A. Sparse Disparity Computation 1) Fast R 3 SGM: Initially, we use a modified version of R 3 SGM [12] (a memory-efficient adaptation of classic SGM [10] to FPGAs), which we call Fast R 3 SGM, to compute disparity images for input stereo pairs. The original version of R 3 SGM aggregated contributions to the disparity of each pixel along four different scanlines: three above the pixel, and one to the left. However, as mentioned in [12] , using the left scanline severely limits the overall throughput of the system (one disparity value is output every three clock cycles) due to a blocking dependency between immediately successive pixels. To avoid this, we modify the approach to use only the scanlines above the pixel, allowing us to output one disparity per clock cycle. The mild loss in accuracy this causes is more than compensated for by the improvements yielded by the rest of our pipeline. Comparing the implicit biases that exist in raster and reverse-raster passes of R 3 SGM. The region of influence used in the original version of Fast R 3 SGM contains only pixels above the pixel of interest (a), and as such the disparity value computed for that pixel is unaffected by the pixels below it. The opposite holds true when performing Fast R 3 SGM in reverse-raster order (b).

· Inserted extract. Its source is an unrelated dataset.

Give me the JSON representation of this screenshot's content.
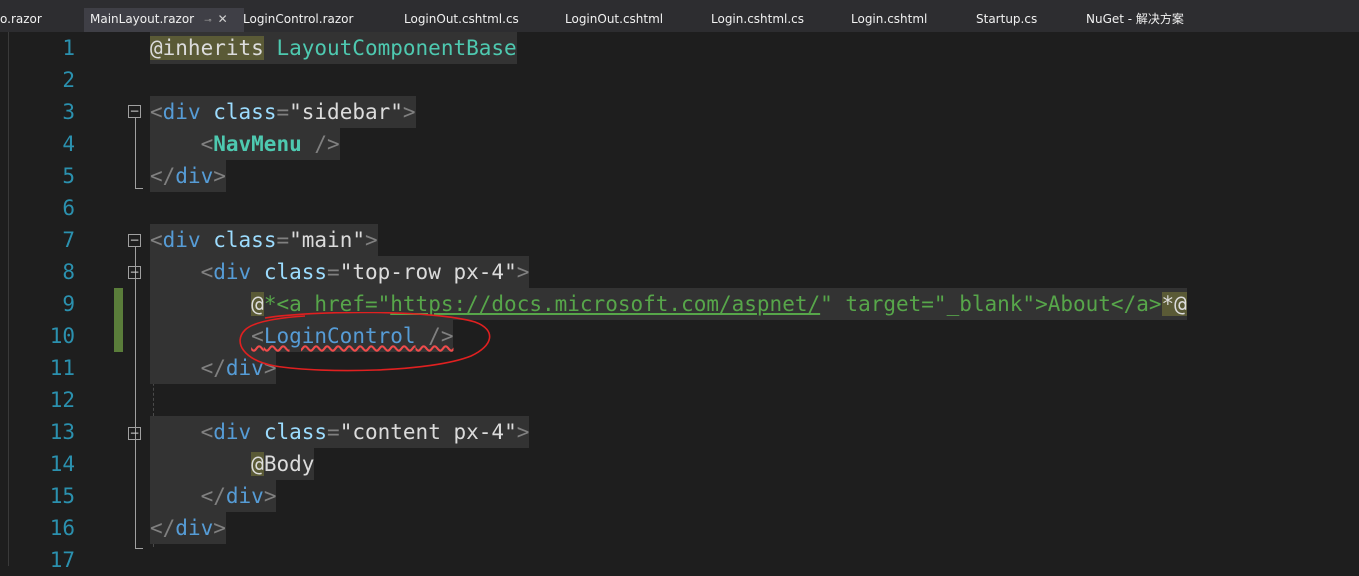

We process each input pair twice: once in raster order, and once in reverse-raster order, yielding two disparity images overall. The advantage of this is that, as illustrated in Figure 2 , the raster and reverse-raster passes of R 3 SGM will base the disparity for each pixel on the disparities of pixels in different regions of influence. By comparing the results output by both these separate passes, we can identify pixels for which the difference in bias caused a significant change in the resulting output value. These can then be removed so that only pixels that maintain the same value, regardless of bias, are retained. Through this type of consistency check, the confidence and accuracy of the results can be improved.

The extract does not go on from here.